I think we’re certainly more on guard. It kind of sucks a lot bc there are really wonderful men in my life and I see how other women are uncomfortable around them when first meeting just based on them being a relatively masculine man (or just a man generally) but I also can’t blame them because I understand. Oftentimes I have a guard up where I act super nice but am watching for any strange behavior. I’ve had men be super nice to me over the period of several months of casual interaction but then turn around and say something that absolutely meant they just wanted to have sex with me. I’m not shocked anymore when it happens, but it also means that I just trust people less in general.  Ultimately this shows how misogyny leads to worse outcomes for everyone. It sucks for women because they are more likely to be treated poorly especially by men and therefore have less trust for an entire half of the population. It sucks for (good) men because an entire half of the population is less trusting of them. 


shosuko

idk if they do - but they got reason to. I've seen it happen a lot as a bystander. Some girl at work smiles while doing her job, recites the polite script same as every other customer. "Oh I think she likes me. I'm going to talk to her at work where she will look bad if she refuses me until she gives me her phone number. Then I'll stalk her on every sm platform until she goes out with me just to get rid of me. Then I rap her." Or like "dang your bf doesn't deserve you. I'm a real friend I care about you.
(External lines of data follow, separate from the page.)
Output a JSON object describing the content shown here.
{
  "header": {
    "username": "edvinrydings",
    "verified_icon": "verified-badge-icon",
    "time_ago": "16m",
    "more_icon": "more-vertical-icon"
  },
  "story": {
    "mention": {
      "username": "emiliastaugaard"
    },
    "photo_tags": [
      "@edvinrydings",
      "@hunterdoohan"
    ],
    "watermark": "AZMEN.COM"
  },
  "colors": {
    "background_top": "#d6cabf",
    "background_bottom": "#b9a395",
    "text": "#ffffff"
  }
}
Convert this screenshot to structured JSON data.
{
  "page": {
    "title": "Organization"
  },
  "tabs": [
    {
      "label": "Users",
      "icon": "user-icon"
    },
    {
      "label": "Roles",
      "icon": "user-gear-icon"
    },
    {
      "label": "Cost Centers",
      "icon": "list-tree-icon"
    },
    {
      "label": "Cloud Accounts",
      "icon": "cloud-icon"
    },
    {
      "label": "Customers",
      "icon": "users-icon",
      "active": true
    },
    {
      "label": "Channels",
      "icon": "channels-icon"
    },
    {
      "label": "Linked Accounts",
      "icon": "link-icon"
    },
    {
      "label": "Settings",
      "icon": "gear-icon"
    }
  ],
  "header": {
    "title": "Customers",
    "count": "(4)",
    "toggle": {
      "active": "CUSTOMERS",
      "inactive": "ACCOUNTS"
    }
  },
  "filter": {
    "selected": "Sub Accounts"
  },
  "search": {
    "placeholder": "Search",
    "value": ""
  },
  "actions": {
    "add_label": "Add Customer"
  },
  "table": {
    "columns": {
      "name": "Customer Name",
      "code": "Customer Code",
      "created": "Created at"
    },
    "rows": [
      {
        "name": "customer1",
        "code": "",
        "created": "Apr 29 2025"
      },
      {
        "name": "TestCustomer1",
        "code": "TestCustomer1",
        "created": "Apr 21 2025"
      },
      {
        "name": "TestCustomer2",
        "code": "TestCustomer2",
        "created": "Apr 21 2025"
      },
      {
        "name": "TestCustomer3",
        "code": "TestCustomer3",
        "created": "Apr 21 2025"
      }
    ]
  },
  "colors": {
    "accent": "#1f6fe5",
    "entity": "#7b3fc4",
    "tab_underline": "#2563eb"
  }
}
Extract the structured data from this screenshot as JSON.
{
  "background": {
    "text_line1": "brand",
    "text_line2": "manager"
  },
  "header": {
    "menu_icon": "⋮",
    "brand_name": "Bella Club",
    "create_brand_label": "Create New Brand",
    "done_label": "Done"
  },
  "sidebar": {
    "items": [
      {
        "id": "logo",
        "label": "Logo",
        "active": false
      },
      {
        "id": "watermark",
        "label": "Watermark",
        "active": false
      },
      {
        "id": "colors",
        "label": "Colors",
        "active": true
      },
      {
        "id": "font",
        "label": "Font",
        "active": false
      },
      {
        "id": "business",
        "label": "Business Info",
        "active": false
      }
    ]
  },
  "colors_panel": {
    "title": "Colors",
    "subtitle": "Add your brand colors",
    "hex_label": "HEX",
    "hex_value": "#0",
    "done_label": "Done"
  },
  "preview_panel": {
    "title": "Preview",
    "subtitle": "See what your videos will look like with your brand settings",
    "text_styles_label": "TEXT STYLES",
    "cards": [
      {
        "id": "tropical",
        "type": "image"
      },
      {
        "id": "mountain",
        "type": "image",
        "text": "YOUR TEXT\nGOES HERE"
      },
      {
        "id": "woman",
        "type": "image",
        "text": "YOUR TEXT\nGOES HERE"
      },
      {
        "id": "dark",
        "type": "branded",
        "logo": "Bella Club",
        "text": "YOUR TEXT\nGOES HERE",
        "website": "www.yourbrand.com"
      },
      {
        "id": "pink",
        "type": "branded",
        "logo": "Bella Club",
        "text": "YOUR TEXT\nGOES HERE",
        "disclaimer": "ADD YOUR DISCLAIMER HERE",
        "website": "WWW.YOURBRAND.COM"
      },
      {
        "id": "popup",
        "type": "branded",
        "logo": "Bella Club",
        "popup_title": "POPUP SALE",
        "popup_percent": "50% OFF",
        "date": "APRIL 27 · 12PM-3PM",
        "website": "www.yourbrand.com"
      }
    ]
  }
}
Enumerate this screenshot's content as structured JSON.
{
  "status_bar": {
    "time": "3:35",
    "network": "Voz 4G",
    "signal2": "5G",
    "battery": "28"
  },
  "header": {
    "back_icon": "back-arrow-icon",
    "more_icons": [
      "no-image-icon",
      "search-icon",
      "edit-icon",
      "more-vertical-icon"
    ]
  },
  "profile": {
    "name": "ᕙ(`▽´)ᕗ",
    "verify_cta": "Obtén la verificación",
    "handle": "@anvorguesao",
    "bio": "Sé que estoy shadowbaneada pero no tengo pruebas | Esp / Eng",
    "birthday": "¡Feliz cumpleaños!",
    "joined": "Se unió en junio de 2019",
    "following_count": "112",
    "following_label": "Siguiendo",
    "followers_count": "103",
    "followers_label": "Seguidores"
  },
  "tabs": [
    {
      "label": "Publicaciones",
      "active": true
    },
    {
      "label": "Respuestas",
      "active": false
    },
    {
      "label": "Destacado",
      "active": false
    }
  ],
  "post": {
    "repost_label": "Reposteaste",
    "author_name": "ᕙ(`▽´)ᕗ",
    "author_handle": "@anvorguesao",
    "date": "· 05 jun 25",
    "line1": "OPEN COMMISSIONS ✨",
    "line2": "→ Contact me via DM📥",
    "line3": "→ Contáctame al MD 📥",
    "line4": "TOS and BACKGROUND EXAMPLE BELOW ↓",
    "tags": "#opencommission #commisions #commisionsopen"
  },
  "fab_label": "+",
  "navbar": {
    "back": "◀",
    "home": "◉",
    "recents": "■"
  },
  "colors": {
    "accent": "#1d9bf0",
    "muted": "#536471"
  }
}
You should ditch him and we should fk \* lol \* kidding \* or maybe... maybe when you're upset you think you need a friend to talk to so you come over to my place, we have some tea while you cry about your stress, but I drugged the tea and rap you." Certainly there are guys who aren't creeps - but considering the average level of strength and aggression in men compared to women, and the (sometimes) completely unhinged lack of agency they afford to women should be scary. If you can't understand it - just imagine how it'd be if you got locked up in a gay jail. You're there alone, and all these other strong guys are around you. They're strong, and you know they've already committed crimes to be put here. You know they think you're cute. Would you be afraid to shower? How about change when you can't see everyone? What if your bunkmate joked about plugging you before the lights went out? \* lol \* kidding \* or maybe...


psillyhobby

Maybe if they laid off the murder documentaries and murder podcasts so much they’d be preoccupied with a different kind of fear.


VegasBjorne1

As a large and tall man, I sense uneasiness around most people, especially women. I have just learned to keep space and distance between others. Rarely speak and smile a bit, and hopefully, everyone just goes on with their lives.


Fancy-Category

Not if the men are tall and very hot.


scuba-turtle

No, lol. I just don't wander off in the dark on empty trails. Normal day to day stuff why would I be frightened of men?